Architecting a VMware NSX Solution : Key Use Cases : 5.5 VMware NSX Dynamic Routing Scenario (Provider/Tenant) with MPLS
   
5.5 VMware NSX Dynamic Routing Scenario (Provider/Tenant) with MPLS
As provider and tenant functional requirements begin to expand in the public cloud, there might be a need to enable VMware NSX dynamic routing protocols, such as OSPF, to multiple network and security elements for both provider and tenant environments. When connecting to a third-party MPLS backbone, you can use BGP (external BGP/eBGP) as a dynamic routing protocol to exchange network information with the local backbone provider. The following figure provides an example of a Dedicated Private Cloud scenario where the service provider offers an environment for a single tenant.

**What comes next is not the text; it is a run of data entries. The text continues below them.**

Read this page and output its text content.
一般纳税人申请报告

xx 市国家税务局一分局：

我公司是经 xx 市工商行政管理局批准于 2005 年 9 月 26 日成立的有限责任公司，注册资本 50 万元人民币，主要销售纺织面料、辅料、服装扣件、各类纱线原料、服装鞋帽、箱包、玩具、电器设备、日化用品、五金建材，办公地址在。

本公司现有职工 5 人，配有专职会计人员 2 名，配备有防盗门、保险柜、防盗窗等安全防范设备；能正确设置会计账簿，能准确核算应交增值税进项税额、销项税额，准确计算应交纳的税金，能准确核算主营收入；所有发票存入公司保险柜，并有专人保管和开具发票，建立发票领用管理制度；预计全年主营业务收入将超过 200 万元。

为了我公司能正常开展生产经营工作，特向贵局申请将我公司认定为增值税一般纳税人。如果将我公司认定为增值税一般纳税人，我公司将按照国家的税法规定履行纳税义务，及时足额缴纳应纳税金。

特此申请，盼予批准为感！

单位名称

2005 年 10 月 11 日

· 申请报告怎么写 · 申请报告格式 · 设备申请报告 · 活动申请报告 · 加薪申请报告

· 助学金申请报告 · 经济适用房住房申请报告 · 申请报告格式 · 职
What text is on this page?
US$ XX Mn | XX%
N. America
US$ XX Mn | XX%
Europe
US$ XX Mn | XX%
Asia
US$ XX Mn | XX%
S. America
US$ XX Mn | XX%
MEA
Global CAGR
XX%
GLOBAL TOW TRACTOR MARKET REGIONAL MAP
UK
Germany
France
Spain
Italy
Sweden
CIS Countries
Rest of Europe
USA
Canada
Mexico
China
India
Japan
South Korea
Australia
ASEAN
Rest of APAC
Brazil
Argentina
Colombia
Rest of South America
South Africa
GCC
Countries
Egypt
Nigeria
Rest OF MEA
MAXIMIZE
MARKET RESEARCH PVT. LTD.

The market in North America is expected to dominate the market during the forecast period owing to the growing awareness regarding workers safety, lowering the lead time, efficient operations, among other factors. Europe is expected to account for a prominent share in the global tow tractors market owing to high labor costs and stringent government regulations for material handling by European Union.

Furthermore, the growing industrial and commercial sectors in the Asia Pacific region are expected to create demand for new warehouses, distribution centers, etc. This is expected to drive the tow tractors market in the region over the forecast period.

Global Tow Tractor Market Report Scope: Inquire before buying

Figure 12. VMware NSX Dynamic Routing Scenario with eBGP (External BGP) and OSPF
 
The following are the design considerations of this use case:
OSPF can be configured between the tenant distributed logical router (to redistribute connected routes) and the management NSX Edge services gateway (to redistribute connected and static routes). Provider Edge NSX Edge services gateway A defines a shared OSPF Area 0. This supports end-to-end connectivity from the tenant logical networks to the provider management networks.

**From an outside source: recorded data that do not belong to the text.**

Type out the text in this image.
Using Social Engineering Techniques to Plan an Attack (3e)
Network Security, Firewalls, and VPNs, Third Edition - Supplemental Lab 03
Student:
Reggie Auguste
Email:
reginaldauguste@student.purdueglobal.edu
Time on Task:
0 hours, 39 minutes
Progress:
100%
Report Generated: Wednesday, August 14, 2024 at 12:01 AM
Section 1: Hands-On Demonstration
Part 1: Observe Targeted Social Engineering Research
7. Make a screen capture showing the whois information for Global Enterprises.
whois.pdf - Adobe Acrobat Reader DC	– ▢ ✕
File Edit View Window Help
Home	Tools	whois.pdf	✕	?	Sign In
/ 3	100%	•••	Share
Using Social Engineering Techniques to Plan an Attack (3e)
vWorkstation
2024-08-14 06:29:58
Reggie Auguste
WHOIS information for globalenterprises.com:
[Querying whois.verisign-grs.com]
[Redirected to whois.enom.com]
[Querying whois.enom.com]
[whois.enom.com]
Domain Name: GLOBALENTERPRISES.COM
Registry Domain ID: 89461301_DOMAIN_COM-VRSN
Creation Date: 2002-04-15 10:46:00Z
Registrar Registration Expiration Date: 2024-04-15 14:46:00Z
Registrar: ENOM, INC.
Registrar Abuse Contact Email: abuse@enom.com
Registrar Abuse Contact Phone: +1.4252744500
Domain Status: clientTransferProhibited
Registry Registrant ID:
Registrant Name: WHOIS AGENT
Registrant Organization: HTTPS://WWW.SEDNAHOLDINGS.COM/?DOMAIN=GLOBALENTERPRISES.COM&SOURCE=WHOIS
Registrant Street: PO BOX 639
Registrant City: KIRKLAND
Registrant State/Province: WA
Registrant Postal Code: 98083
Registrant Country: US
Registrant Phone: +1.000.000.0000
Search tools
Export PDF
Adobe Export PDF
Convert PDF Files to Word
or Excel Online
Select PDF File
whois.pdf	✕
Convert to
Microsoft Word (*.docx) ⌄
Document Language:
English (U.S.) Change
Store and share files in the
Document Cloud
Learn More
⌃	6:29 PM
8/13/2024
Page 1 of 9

Dynamic routing is disabled between the provider management NSX Edge services gateway and the physical management router. Static routes for the management networks are created on the provider management NSX Edge services gateway.
BGP filters are created on the tenant provider NSX Edge services gateway to deny collection of routes from the WAN edge router. There is a large amount of network information from the WAN backbone provider that does not need to be collected in the local provider environment.
Overlapping IP addresses are unsupported for the Internal Tenant Networks (logical switches).